“We’ve got to figure that out because we need Duane Brown.” – Russell Wilson
It sounds like the Seahawks have made their final offer to Jamal Adams and are now just waiting for him to decide whether he wants to play for them again. So the focus shifts to Duane Brown.
The Seahawks need to heed Russell Wilson’s words and pay the star left tackle.
As we wrote in June, Brown’s deal should be a simple transaction: Give him a two-year extension at $15 million APY and be happy if he plays one of those (in addition to 2021).
Wilson thinks Brown looks more like 30 than 36, which was true last year because the Seahawks managed him really well and he had his best season since coming to Seattle in 2017. If they can replicate that, he should have two or three good years left.
Of course, the Seahawks surely are wary that he will break down and they will end up not getting the value out of him. But that is a risk they have to take. Just don’t give him any Kam Chancellor-style injury guarantees.
Some have said the team wants to get Adams’ deal done first, but Pete Carroll made it sound like they also are talking to Brown, as they should be.
Said Carroll: “Duane is making a statement right now (about his contract). We’re working with him. … We’ll try to work our way through it, make sure we put this thing together.”
The Seahawks would be fools not to extend Brown. As Wilson said, they need him.
They need him more than they need Adams, and it should be easier to re-sign Brown.
Carroll said there was nothing new on Adams as of Sunday. It’s no surprise that this deal is not done. It has long been thought that Adams wants over $18 million a year, and word is the Seahawks do not want to eclipse the $18 million-a-year contract they gave Bobby Wagner.
The Seahawks are thought to already have gone past $16 million, which is the appropriate amount for the NFL’s next top-paid safety.
As Peter King wrote, “I hear the Seahawks have stretched themselves quite a bit for Adams, but he’s still not happy with the offer; and, if you know Seattle’s negotiating stance, it’s not likely the offer’s going to change much now.”
Carroll made it sound like the Seahawks have made their final pitch and are waiting for Adams to decide whether he wants to stay in Seattle: “We’ve worked very hard to make this work out. We’ll see what happens.”
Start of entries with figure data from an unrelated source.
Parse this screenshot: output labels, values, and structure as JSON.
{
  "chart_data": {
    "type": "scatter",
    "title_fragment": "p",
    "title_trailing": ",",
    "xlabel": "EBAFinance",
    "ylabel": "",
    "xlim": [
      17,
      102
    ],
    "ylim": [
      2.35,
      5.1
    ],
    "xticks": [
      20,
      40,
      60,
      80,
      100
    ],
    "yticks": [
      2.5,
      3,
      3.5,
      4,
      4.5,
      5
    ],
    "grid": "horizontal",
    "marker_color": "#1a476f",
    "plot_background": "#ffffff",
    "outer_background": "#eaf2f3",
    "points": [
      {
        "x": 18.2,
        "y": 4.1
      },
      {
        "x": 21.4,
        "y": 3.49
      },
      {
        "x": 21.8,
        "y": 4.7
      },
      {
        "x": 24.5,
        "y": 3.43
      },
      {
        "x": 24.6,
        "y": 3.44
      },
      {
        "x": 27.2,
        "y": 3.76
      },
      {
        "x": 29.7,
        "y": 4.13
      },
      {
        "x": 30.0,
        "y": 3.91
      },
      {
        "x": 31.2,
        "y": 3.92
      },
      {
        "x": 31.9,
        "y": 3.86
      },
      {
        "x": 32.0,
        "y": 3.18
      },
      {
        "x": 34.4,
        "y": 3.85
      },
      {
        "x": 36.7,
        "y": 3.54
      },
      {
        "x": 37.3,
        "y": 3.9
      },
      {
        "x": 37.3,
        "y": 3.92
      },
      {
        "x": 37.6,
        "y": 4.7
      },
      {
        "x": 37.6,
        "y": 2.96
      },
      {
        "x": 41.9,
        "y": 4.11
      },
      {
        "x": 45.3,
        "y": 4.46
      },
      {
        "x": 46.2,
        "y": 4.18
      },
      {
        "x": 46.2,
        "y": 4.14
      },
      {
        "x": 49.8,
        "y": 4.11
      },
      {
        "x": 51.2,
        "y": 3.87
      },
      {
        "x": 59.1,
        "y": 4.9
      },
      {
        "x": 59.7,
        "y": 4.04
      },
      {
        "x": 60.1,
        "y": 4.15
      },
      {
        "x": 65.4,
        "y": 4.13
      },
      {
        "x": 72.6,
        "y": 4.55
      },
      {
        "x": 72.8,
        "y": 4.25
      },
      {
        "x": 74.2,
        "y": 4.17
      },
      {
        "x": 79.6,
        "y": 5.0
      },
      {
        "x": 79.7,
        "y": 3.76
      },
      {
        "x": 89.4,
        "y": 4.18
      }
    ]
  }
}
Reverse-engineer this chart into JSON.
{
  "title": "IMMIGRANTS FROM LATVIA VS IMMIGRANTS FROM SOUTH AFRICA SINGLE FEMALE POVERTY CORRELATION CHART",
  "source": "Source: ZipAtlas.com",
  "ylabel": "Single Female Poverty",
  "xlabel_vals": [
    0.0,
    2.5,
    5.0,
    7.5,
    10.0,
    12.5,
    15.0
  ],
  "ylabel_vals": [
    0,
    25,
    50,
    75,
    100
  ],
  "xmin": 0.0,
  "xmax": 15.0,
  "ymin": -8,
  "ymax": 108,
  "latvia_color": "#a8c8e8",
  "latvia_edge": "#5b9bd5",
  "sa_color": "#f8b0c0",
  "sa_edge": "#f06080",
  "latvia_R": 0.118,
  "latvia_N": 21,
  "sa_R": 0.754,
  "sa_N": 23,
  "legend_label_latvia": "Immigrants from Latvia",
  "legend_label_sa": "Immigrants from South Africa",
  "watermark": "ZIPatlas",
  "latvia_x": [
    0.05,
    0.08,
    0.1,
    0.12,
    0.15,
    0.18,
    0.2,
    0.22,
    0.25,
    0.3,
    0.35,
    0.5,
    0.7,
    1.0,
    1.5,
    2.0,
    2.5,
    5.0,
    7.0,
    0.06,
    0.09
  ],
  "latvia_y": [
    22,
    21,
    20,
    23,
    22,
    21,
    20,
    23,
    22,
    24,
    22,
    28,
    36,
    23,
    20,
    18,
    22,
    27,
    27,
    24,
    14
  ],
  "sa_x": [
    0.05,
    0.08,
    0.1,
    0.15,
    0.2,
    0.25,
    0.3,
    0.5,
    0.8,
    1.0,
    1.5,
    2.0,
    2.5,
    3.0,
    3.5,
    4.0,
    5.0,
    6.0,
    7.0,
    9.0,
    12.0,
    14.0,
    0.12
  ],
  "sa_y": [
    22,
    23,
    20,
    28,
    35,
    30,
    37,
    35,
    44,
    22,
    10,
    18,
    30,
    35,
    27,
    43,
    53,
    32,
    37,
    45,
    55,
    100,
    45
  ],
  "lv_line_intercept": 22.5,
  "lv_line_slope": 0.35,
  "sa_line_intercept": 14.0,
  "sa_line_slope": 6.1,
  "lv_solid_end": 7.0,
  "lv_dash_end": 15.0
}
Adams needs to either take the generous offer or make sure he starts playing in time to receive an accrued season toward free agency. (Per the CBA, “A player shall not receive an Accrued Season for any League Year in which the player is under contract to a Club and … failed to perform his contract services for the Club for a material period of time.”)
If no deal is reached, John Schneider likely would have to tag and trade Adams, a la Frank Clark, next offseason (or perhaps even trade him this year). If it goes that far, Schneider surely would end up the loser – not getting nearly the same return as what he gave up (two firsts and a third). And the initial Adams trade would go down alongside the Percy Harvin debacle as Schneider’s worst.
What happens on the field if Adams does not play? Marquise Blair becomes a major focus. His first two years have been busts (Carroll inexplicably held him out as a rookie and then Blair tore his ACL early in his second season), but he clearly is a playmaker and could make Adams obsolete if he stays healthy and follows through on his early promise.
The Seahawks can afford to sit tight on Adams, if he won’t budge. But we completely agree with Wilson on Brown: They need to pay him by the start of the season.